The largest patient series, from Massachusetts General Hospital, reported 5-year local invasive recurrence rates and distant failure rates of 16% and 32%, respectively. A current, ongoing study, SWOG/NRG-s1806, is slated to become the largest prospective trial of TMT ever conducted. Although the trial is testing the addition of immune checkpoint inhibitor atezolizumab to TMT, it will provide important prospective validation of TMT for a carefully selected patient population ideal for the therapy.

Our study is limited in that, as a retrospective analysis, no uniform selection criteria for TMT in patients was applied. TMT in this cohort was offered to patients who were not ideal candidates and had other factors such as T3+ disease, presence of hydronephrosis, carcinoma in situ, and lack of visibly complete TURBT, all of which have been shown as predictors of poorer disease control and OS. Although these variables were associated with poorer outcomes in this cohort, the results were not statistically significant, due in part to the limited number of patients in this series. Despite the patient heterogeneity, this cohort's outcomes are comparable to similar series.

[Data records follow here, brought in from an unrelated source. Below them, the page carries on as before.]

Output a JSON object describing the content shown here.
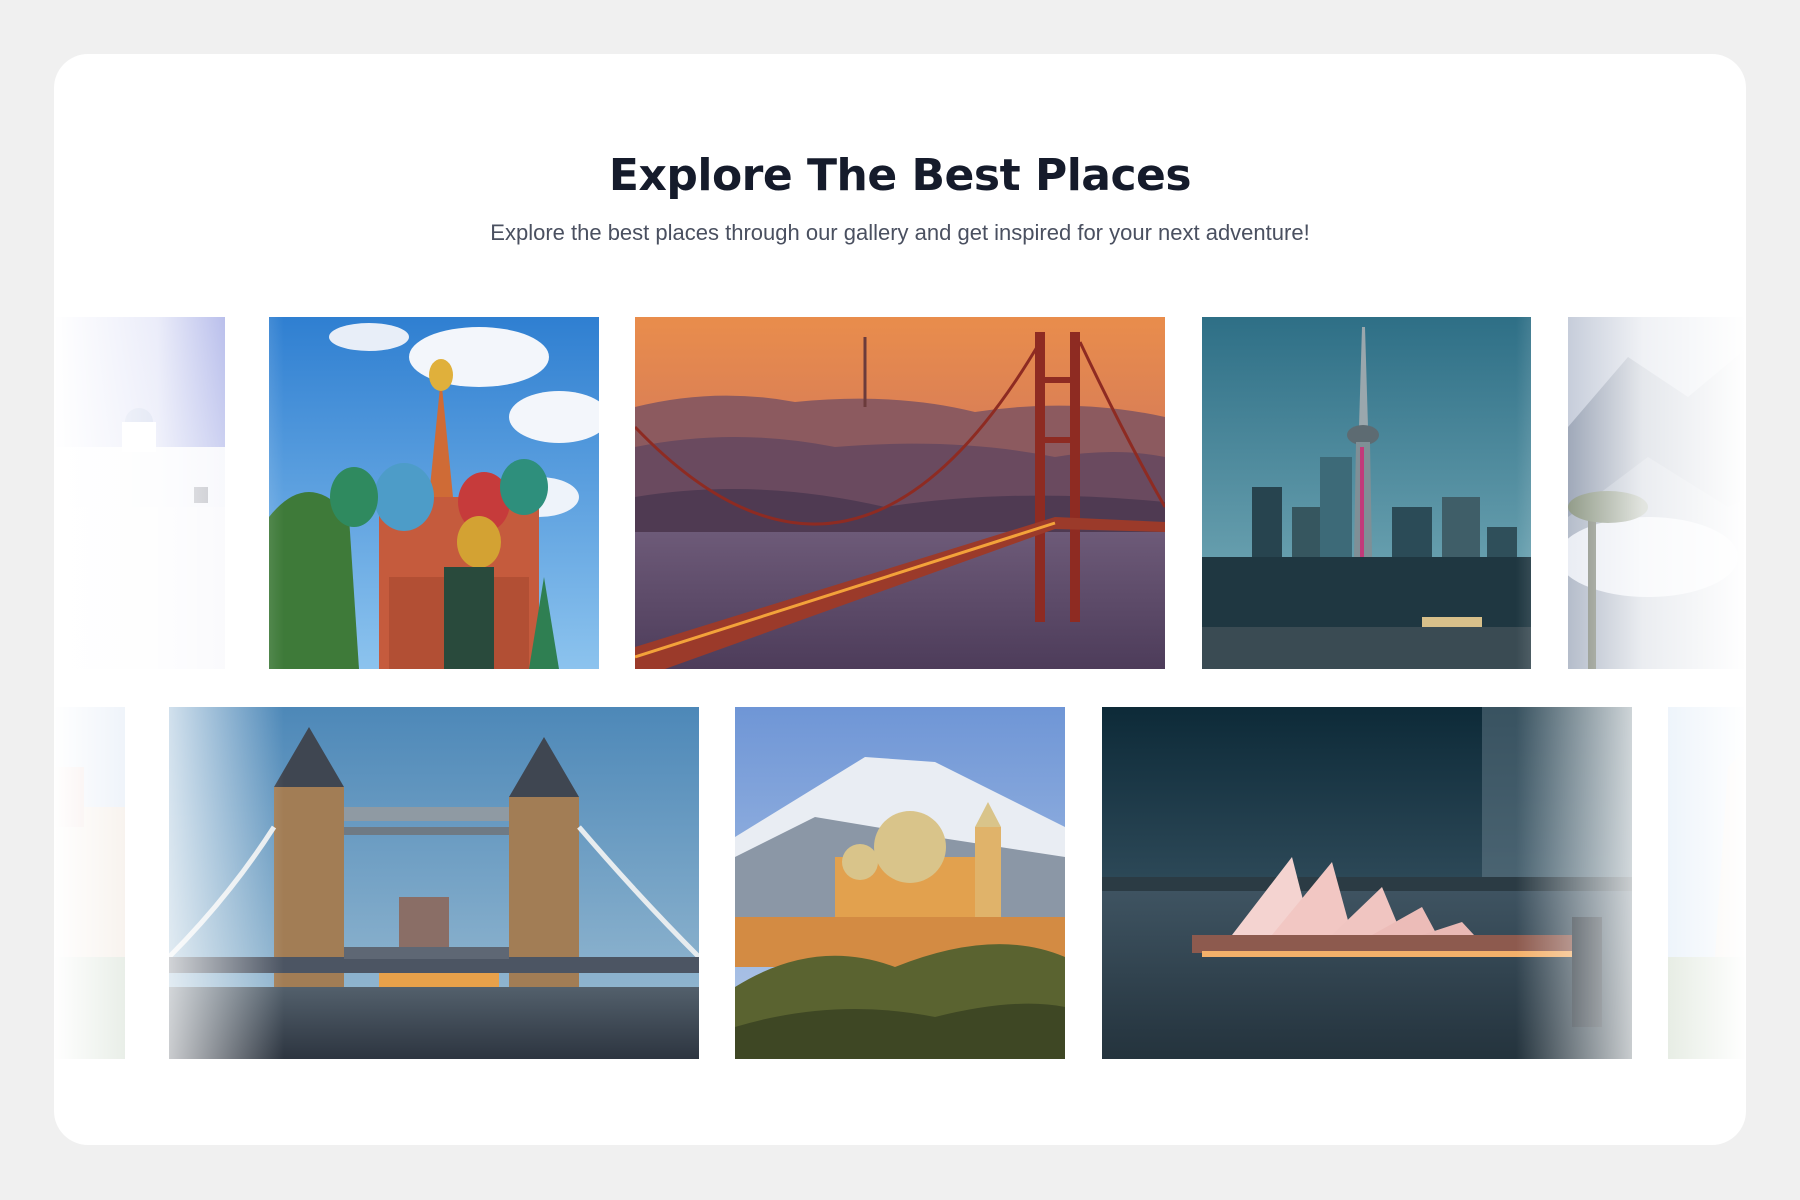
{
  "header": {
    "title": "Explore The Best Places",
    "subtitle": "Explore the best places through our gallery and get inspired for your next adventure!"
  },
  "gallery": {
    "row1": [
      {
        "name": "santorini-photo"
      },
      {
        "name": "saint-basils-cathedral-photo"
      },
      {
        "name": "golden-gate-bridge-photo"
      },
      {
        "name": "toronto-cn-tower-photo"
      },
      {
        "name": "misty-mountains-photo"
      }
    ],
    "row2": [
      {
        "name": "temple-photo"
      },
      {
        "name": "tower-bridge-photo"
      },
      {
        "name": "cholula-church-volcano-photo"
      },
      {
        "name": "sydney-opera-house-photo"
      },
      {
        "name": "gothic-tower-photo"
      }
    ]
  },
  "colors": {
    "background": "#f0f0f0",
    "card": "#ffffff",
    "title": "#151b2b",
    "subtitle": "#4a5060"
  }
}
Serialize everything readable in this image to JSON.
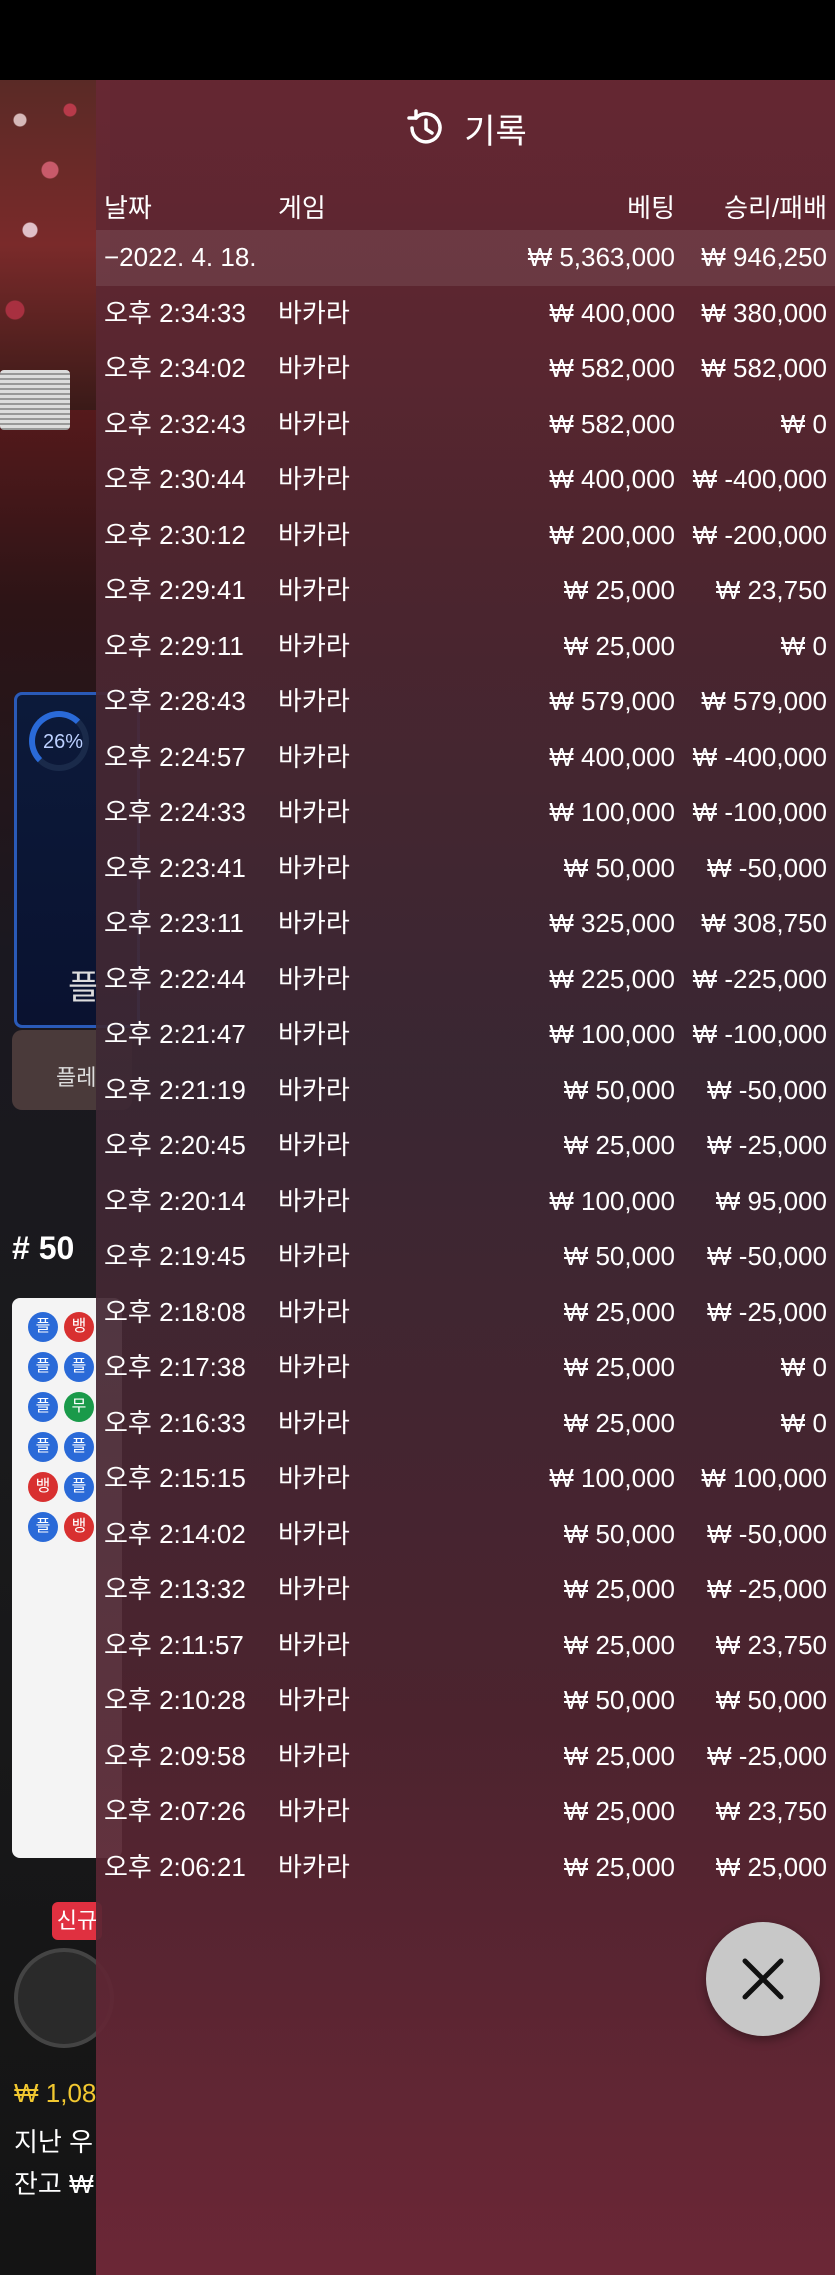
{
  "history": {
    "title": "기록",
    "columns": {
      "date": "날짜",
      "game": "게임",
      "bet": "베팅",
      "result": "승리/패배"
    },
    "date_row": {
      "date": "−2022. 4. 18.",
      "bet": "₩ 5,363,000",
      "result": "₩ 946,250"
    },
    "rows": [
      {
        "time": "오후 2:34:33",
        "game": "바카라",
        "bet": "₩ 400,000",
        "result": "₩ 380,000"
      },
      {
        "time": "오후 2:34:02",
        "game": "바카라",
        "bet": "₩ 582,000",
        "result": "₩ 582,000"
      },
      {
        "time": "오후 2:32:43",
        "game": "바카라",
        "bet": "₩ 582,000",
        "result": "₩ 0"
      },
      {
        "time": "오후 2:30:44",
        "game": "바카라",
        "bet": "₩ 400,000",
        "result": "₩ -400,000"
      },
      {
        "time": "오후 2:30:12",
        "game": "바카라",
        "bet": "₩ 200,000",
        "result": "₩ -200,000"
      },
      {
        "time": "오후 2:29:41",
        "game": "바카라",
        "bet": "₩ 25,000",
        "result": "₩ 23,750"
      },
      {
        "time": "오후 2:29:11",
        "game": "바카라",
        "bet": "₩ 25,000",
        "result": "₩ 0"
      },
      {
        "time": "오후 2:28:43",
        "game": "바카라",
        "bet": "₩ 579,000",
        "result": "₩ 579,000"
      },
      {
        "time": "오후 2:24:57",
        "game": "바카라",
        "bet": "₩ 400,000",
        "result": "₩ -400,000"
      },
      {
        "time": "오후 2:24:33",
        "game": "바카라",
        "bet": "₩ 100,000",
        "result": "₩ -100,000"
      },
      {
        "time": "오후 2:23:41",
        "game": "바카라",
        "bet": "₩ 50,000",
        "result": "₩ -50,000"
      },
      {
        "time": "오후 2:23:11",
        "game": "바카라",
        "bet": "₩ 325,000",
        "result": "₩ 308,750"
      },
      {
        "time": "오후 2:22:44",
        "game": "바카라",
        "bet": "₩ 225,000",
        "result": "₩ -225,000"
      },
      {
        "time": "오후 2:21:47",
        "game": "바카라",
        "bet": "₩ 100,000",
        "result": "₩ -100,000"
      },
      {
        "time": "오후 2:21:19",
        "game": "바카라",
        "bet": "₩ 50,000",
        "result": "₩ -50,000"
      },
      {
        "time": "오후 2:20:45",
        "game": "바카라",
        "bet": "₩ 25,000",
        "result": "₩ -25,000"
      },
      {
        "time": "오후 2:20:14",
        "game": "바카라",
        "bet": "₩ 100,000",
        "result": "₩ 95,000"
      },
      {
        "time": "오후 2:19:45",
        "game": "바카라",
        "bet": "₩ 50,000",
        "result": "₩ -50,000"
      },
      {
        "time": "오후 2:18:08",
        "game": "바카라",
        "bet": "₩ 25,000",
        "result": "₩ -25,000"
      },
      {
        "time": "오후 2:17:38",
        "game": "바카라",
        "bet": "₩ 25,000",
        "result": "₩ 0"
      },
      {
        "time": "오후 2:16:33",
        "game": "바카라",
        "bet": "₩ 25,000",
        "result": "₩ 0"
      },
      {
        "time": "오후 2:15:15",
        "game": "바카라",
        "bet": "₩ 100,000",
        "result": "₩ 100,000"
      },
      {
        "time": "오후 2:14:02",
        "game": "바카라",
        "bet": "₩ 50,000",
        "result": "₩ -50,000"
      },
      {
        "time": "오후 2:13:32",
        "game": "바카라",
        "bet": "₩ 25,000",
        "result": "₩ -25,000"
      },
      {
        "time": "오후 2:11:57",
        "game": "바카라",
        "bet": "₩ 25,000",
        "result": "₩ 23,750"
      },
      {
        "time": "오후 2:10:28",
        "game": "바카라",
        "bet": "₩ 50,000",
        "result": "₩ 50,000"
      },
      {
        "time": "오후 2:09:58",
        "game": "바카라",
        "bet": "₩ 25,000",
        "result": "₩ -25,000"
      },
      {
        "time": "오후 2:07:26",
        "game": "바카라",
        "bet": "₩ 25,000",
        "result": "₩ 23,750"
      },
      {
        "time": "오후 2:06:21",
        "game": "바카라",
        "bet": "₩ 25,000",
        "result": "₩ 25,000"
      }
    ]
  },
  "background": {
    "progress_text": "26%",
    "player_label_partial": "플",
    "player_button_partial": "플레",
    "round_label": "# 50",
    "new_badge": "신규",
    "balance_partial": "₩ 1,08",
    "last_win_label_partial": "지난 우",
    "balance_label_partial": "잔고 ₩",
    "road_markers": [
      {
        "label": "플",
        "color": "#2a6ad8"
      },
      {
        "label": "뱅",
        "color": "#d83030"
      },
      {
        "label": "플",
        "color": "#2a6ad8"
      },
      {
        "label": "플",
        "color": "#2a6ad8"
      },
      {
        "label": "플",
        "color": "#2a6ad8"
      },
      {
        "label": "무",
        "color": "#1a9a4a"
      },
      {
        "label": "플",
        "color": "#2a6ad8"
      },
      {
        "label": "플",
        "color": "#2a6ad8"
      },
      {
        "label": "뱅",
        "color": "#d83030"
      },
      {
        "label": "플",
        "color": "#2a6ad8"
      },
      {
        "label": "플",
        "color": "#2a6ad8"
      },
      {
        "label": "뱅",
        "color": "#d83030"
      }
    ]
  },
  "icons": {
    "header": "history-clock-icon",
    "close": "close-icon"
  }
}
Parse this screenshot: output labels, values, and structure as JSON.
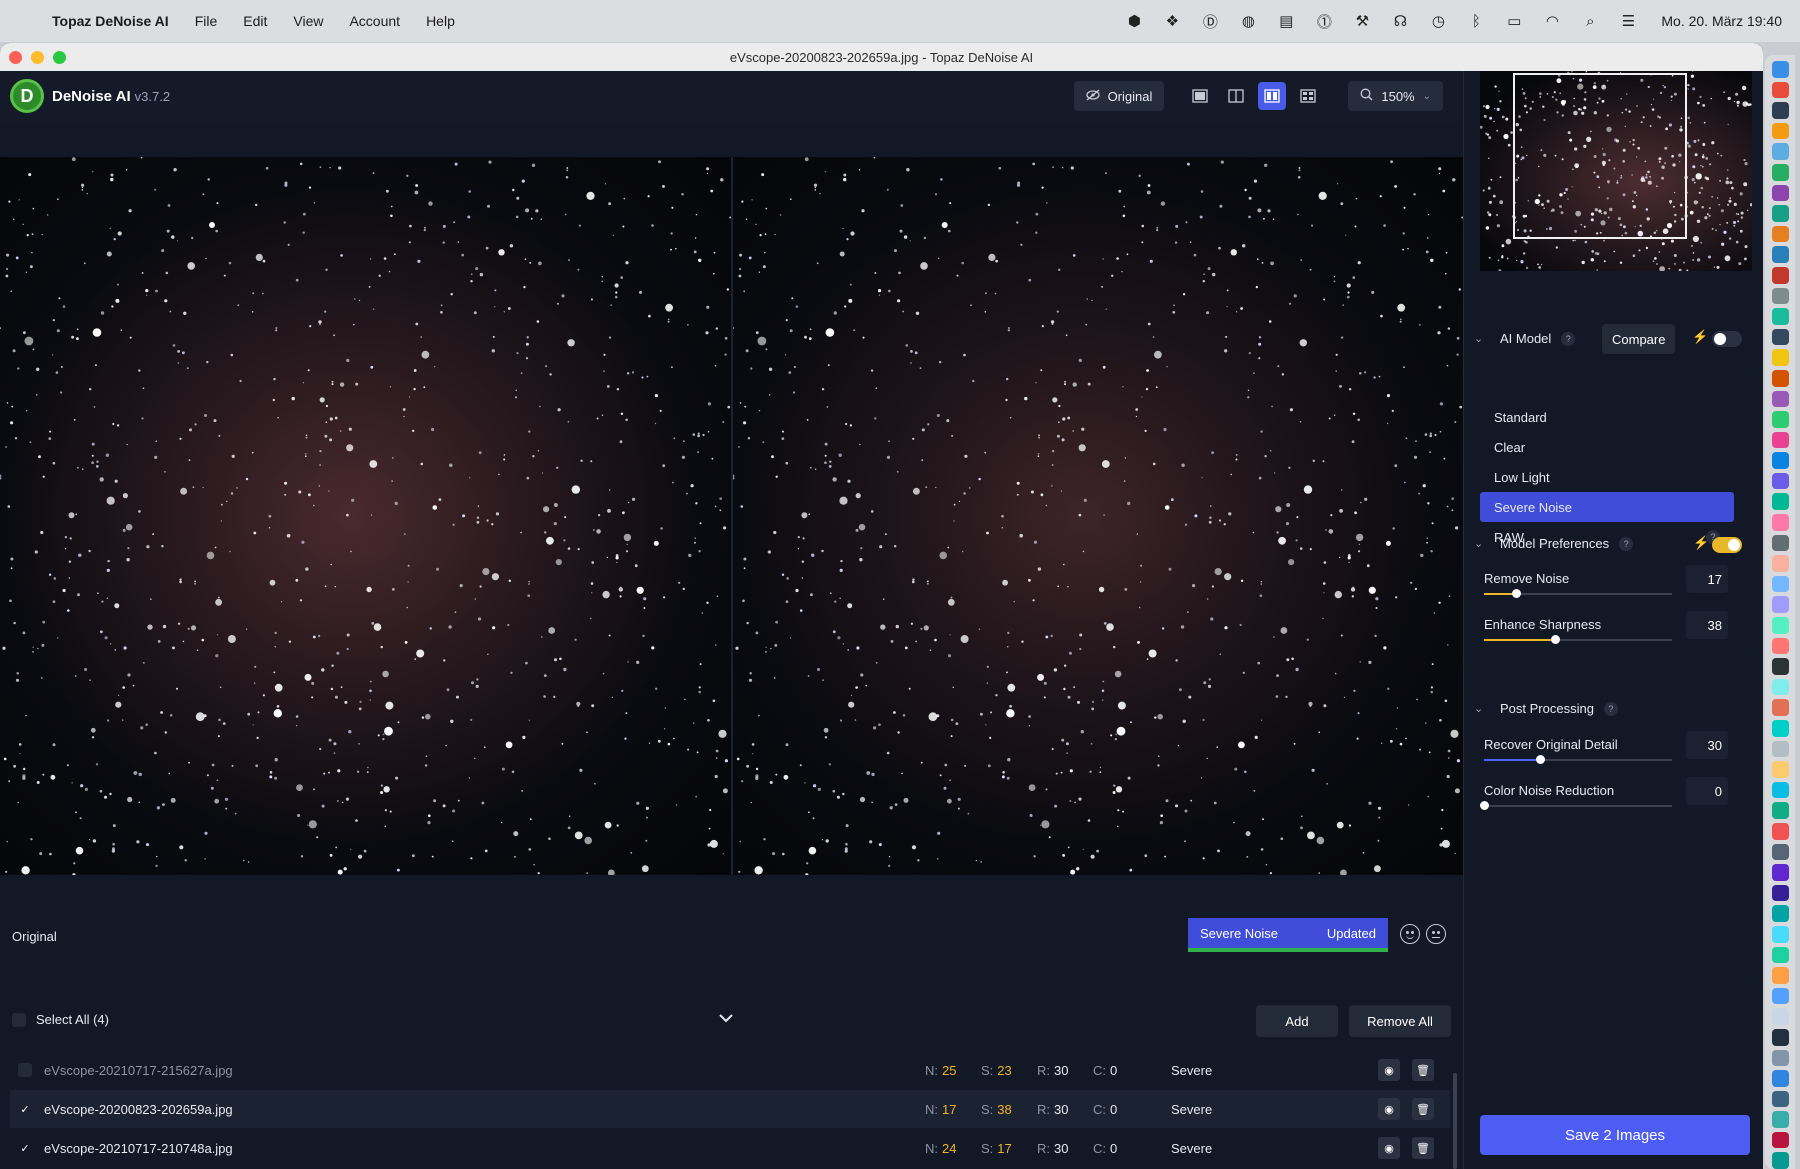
{
  "menubar": {
    "app_name": "Topaz DeNoise AI",
    "items": [
      "File",
      "Edit",
      "View",
      "Account",
      "Help"
    ],
    "clock": "Mo. 20. März  19:40"
  },
  "window": {
    "title": "eVscope-20200823-202659a.jpg - Topaz DeNoise AI"
  },
  "toolbar": {
    "product_name": "DeNoise AI",
    "version": "v3.7.2",
    "original_label": "Original",
    "zoom_label": "150%"
  },
  "preview": {
    "original_caption": "Original",
    "model_chip": "Severe Noise",
    "status_chip": "Updated"
  },
  "filelist": {
    "select_all": "Select All (4)",
    "add_label": "Add",
    "remove_all_label": "Remove All",
    "rows": [
      {
        "name": "eVscope-20210717-215627a.jpg",
        "checked": false,
        "n": "25",
        "s": "23",
        "r": "30",
        "c": "0",
        "model": "Severe"
      },
      {
        "name": "eVscope-20200823-202659a.jpg",
        "checked": true,
        "n": "17",
        "s": "38",
        "r": "30",
        "c": "0",
        "model": "Severe"
      },
      {
        "name": "eVscope-20210717-210748a.jpg",
        "checked": true,
        "n": "24",
        "s": "17",
        "r": "30",
        "c": "0",
        "model": "Severe"
      }
    ],
    "stat_labels": {
      "n": "N:",
      "s": "S:",
      "r": "R:",
      "c": "C:"
    }
  },
  "panel": {
    "ai_model": {
      "title": "AI Model",
      "compare_label": "Compare",
      "models": [
        "Standard",
        "Clear",
        "Low Light",
        "Severe Noise",
        "RAW"
      ],
      "selected": "Severe Noise"
    },
    "prefs": {
      "title": "Model Preferences",
      "remove_noise": {
        "label": "Remove Noise",
        "value": "17",
        "fraction": 0.17
      },
      "enhance_sharpness": {
        "label": "Enhance Sharpness",
        "value": "38",
        "fraction": 0.38
      }
    },
    "post": {
      "title": "Post Processing",
      "recover_detail": {
        "label": "Recover Original Detail",
        "value": "30",
        "fraction": 0.3
      },
      "color_noise": {
        "label": "Color Noise Reduction",
        "value": "0",
        "fraction": 0.0
      }
    },
    "save_label": "Save 2 Images",
    "qmark": "?"
  },
  "colors": {
    "accent": "#4d5cf2",
    "active_model": "#3f4dd8",
    "toggle_on": "#e8b82a",
    "stat_highlight": "#f0b429"
  }
}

This means that for better-selected patients, TMT could yield even better results and thus represent a very viable treatment modality for certain patients.

To date, although attempted, no randomized controlled trial has been able to adequately compare outcomes between RC and TMT., Multiple challenges exist when attempting to randomize patients to these very different treatment modalities, including strong preferences expressed by patients and providers. For these reasons, the decision to pursue either RC or TMT requires a multidisciplinary approach and elucidation of careful selection criteria for bladder preservation.